This Christmas, the RSPCA are warning parents about the risk of being conned by 'counterfeit' puppies - puppies being sold with fake vaccination cards and fake pedigree papers (if any) by sellers who either won't disclose, or lie about, where the puppies come from.
At this time of year, many parents will be scouring the internet to find the best deal on toys and gadgets, which means facing the online threat of ‘counterfeit’ goods.
However, there’s another item on the list, and it’s not the latest games console or fad toy, but one of the 50,000 trafficked puppies believed to be imported from Ireland each year, as well as those bred by unscrupulous breeders in the UK.
Would you shop around for a cut-price puppy bargain?
Nearly a third (32 per cent) of people thinking about buying a puppy admitted they will search the internet or ads in a local newspaper to find a cut-price puppy bargain, and 45 per cent would be prepared to pay less than £200, according to new RSPCA research.
The Society are concerned that, despite warnings not to buy a puppy this Christmas, people are unaware of the threat of potentially huge hidden costs and dangers of buying a ‘counterfeit’ puppy.
Furthermore, almost one in five people (19 per cent) planning to buy a puppy are giving in to the demands of their family’s children. The research shows that the combination of desperate parents, and the Christmas rush for presents, could create the perfect storm for the puppy ‘counterfeiters’ who have little regard for animal welfare and whose main concern is profit.
When asked about buying a puppy, 92 per cent of those planning to purchase feel it is important to know where the puppy has come from, yet more than half (56 per cent) say they plan to get one from an advertisement in a newspaper, on the internet or from a pet shop.
Based on complaints received from members of the public, the RSPCA believes this increases the chance of buying a ‘counterfeit’ puppy, with potentially fatal health problems such as canine parvovirus or worms. This means that some new owners could find themselves facing the heartache of a very sick or even dead puppy after Christmas.
Justine Pannett, RSPCA spokesperson, said: "The RSPCA warns people not to buy puppies as Christmas presents. It’s quite shocking to learn that despite this, people may be treating shopping for a puppy in much the same way they would for other Christmas gifts, like a Wii, and looking at ways to make savings wherever possible.

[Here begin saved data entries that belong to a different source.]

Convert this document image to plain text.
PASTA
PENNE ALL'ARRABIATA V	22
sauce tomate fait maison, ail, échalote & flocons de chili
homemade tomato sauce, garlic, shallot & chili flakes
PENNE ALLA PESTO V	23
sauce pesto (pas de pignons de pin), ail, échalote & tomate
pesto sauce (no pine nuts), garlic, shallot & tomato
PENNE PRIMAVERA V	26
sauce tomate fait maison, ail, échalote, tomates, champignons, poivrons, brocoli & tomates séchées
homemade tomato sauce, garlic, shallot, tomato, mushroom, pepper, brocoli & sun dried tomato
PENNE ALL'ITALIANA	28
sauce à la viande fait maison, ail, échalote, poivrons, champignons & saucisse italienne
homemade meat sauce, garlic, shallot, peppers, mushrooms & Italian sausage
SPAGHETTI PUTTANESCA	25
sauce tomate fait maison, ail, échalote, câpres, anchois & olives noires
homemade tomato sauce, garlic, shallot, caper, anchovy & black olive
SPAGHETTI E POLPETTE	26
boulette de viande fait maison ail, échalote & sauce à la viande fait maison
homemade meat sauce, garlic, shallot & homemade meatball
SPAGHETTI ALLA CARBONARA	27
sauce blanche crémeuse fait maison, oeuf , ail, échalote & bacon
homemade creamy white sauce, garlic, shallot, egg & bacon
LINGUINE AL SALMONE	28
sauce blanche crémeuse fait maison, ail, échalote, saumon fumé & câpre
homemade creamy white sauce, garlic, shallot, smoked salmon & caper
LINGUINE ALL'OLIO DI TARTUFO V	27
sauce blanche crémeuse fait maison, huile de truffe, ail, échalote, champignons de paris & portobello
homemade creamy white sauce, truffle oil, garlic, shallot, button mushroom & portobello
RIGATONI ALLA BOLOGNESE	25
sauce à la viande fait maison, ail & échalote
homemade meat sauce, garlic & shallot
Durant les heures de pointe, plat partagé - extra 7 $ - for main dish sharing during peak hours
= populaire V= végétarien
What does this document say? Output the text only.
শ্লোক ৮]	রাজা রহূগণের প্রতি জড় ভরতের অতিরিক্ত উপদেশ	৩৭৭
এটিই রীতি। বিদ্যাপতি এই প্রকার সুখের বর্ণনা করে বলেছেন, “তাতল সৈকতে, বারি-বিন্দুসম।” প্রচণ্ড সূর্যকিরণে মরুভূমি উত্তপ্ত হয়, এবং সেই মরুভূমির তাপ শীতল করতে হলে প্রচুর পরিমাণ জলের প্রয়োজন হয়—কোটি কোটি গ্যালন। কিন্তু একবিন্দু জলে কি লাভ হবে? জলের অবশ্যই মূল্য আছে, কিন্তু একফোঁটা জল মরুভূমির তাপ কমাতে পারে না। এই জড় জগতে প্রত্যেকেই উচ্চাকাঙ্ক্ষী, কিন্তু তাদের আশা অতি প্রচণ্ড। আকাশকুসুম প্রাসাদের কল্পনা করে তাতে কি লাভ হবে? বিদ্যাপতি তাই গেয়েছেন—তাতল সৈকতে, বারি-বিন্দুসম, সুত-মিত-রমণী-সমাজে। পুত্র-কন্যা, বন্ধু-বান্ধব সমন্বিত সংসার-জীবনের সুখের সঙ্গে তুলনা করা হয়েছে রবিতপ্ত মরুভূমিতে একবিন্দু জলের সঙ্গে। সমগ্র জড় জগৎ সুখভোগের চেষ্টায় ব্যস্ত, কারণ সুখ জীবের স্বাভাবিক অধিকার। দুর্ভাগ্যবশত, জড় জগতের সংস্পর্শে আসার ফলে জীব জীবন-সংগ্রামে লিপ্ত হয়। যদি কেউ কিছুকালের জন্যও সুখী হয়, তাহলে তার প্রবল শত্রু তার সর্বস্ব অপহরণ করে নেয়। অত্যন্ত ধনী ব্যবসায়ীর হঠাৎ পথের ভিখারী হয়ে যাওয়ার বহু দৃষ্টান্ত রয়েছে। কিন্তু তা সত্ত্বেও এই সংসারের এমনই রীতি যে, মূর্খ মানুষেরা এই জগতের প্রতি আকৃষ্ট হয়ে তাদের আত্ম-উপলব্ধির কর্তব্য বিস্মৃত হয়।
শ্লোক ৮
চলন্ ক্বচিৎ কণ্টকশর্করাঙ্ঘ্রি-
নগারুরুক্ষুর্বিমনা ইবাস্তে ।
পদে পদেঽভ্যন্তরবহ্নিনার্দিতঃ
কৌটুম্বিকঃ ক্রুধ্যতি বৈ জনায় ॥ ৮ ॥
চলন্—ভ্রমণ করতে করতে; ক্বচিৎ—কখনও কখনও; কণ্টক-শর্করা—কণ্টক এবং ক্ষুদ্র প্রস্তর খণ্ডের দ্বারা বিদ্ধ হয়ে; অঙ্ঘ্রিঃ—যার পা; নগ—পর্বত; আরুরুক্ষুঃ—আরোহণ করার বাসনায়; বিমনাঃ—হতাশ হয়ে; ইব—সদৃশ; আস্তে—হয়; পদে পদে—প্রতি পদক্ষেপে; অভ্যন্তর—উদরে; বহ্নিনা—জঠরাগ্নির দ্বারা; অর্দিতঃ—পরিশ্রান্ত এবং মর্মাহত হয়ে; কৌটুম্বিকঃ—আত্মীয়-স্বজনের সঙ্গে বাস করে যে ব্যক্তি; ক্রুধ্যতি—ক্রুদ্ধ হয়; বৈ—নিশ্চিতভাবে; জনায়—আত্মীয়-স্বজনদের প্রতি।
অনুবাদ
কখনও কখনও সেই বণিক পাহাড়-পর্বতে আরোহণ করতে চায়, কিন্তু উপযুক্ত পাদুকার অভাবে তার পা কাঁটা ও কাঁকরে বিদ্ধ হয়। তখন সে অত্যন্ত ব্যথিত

"There’s no cheap way to be a puppy owner. People thinking about buying a puppy don’t just need to plan for the initial cost of buying the animal. They also need to consider the on-going costs and commitment needed to care for a dog throughout its life. Researching your puppy's background is vital."
One mother's tragic story
A mother from Kent, who remains anonymous due to an ongoing investigation, gave into pressure from her children to buy a puppy and has regretted not researching the puppy's origins ever since.
This October, after scouring the newspapers and internet, an advertisement on a website selling puppies caught her eye. She went to the breeder’s home in Surrey with her family and paid £250 for Archie, a Jack Russell puppy.
Despite seeing what the breeder claims was a vaccination card, within five days Archie became dehydrated, was diagnosed with suspected canine parvovirus, and placed on a drip. A few days later he was put to sleep.
“We were all absolutely devastated,” the mother said. “I feel like I’ve been very naive, but you don’t expect to get a puppy and for it to die just a few days later.
"Archie was supposed to have been vaccinated, but when we looked closer the card we had been given by the breeder [it] looked like a fake. Next time we will do more research and think very carefully about where we get a puppy from.”
Help us put an end to the puppies' suffering
Justine concluded: “Puppy trafficking is an appalling, profit-driven business and we can’t emphasise enough the importance to Britain’s dog-loving public of working together to fight the puppy ‘counterfeiters’.
"It’s not always easy to spot a trafficked puppy just from looking at it, but we recommend doing thorough research before buying a puppy, to help save heartache and spare people from lining the pockets of unscrupulous ‘counterfeiters’.”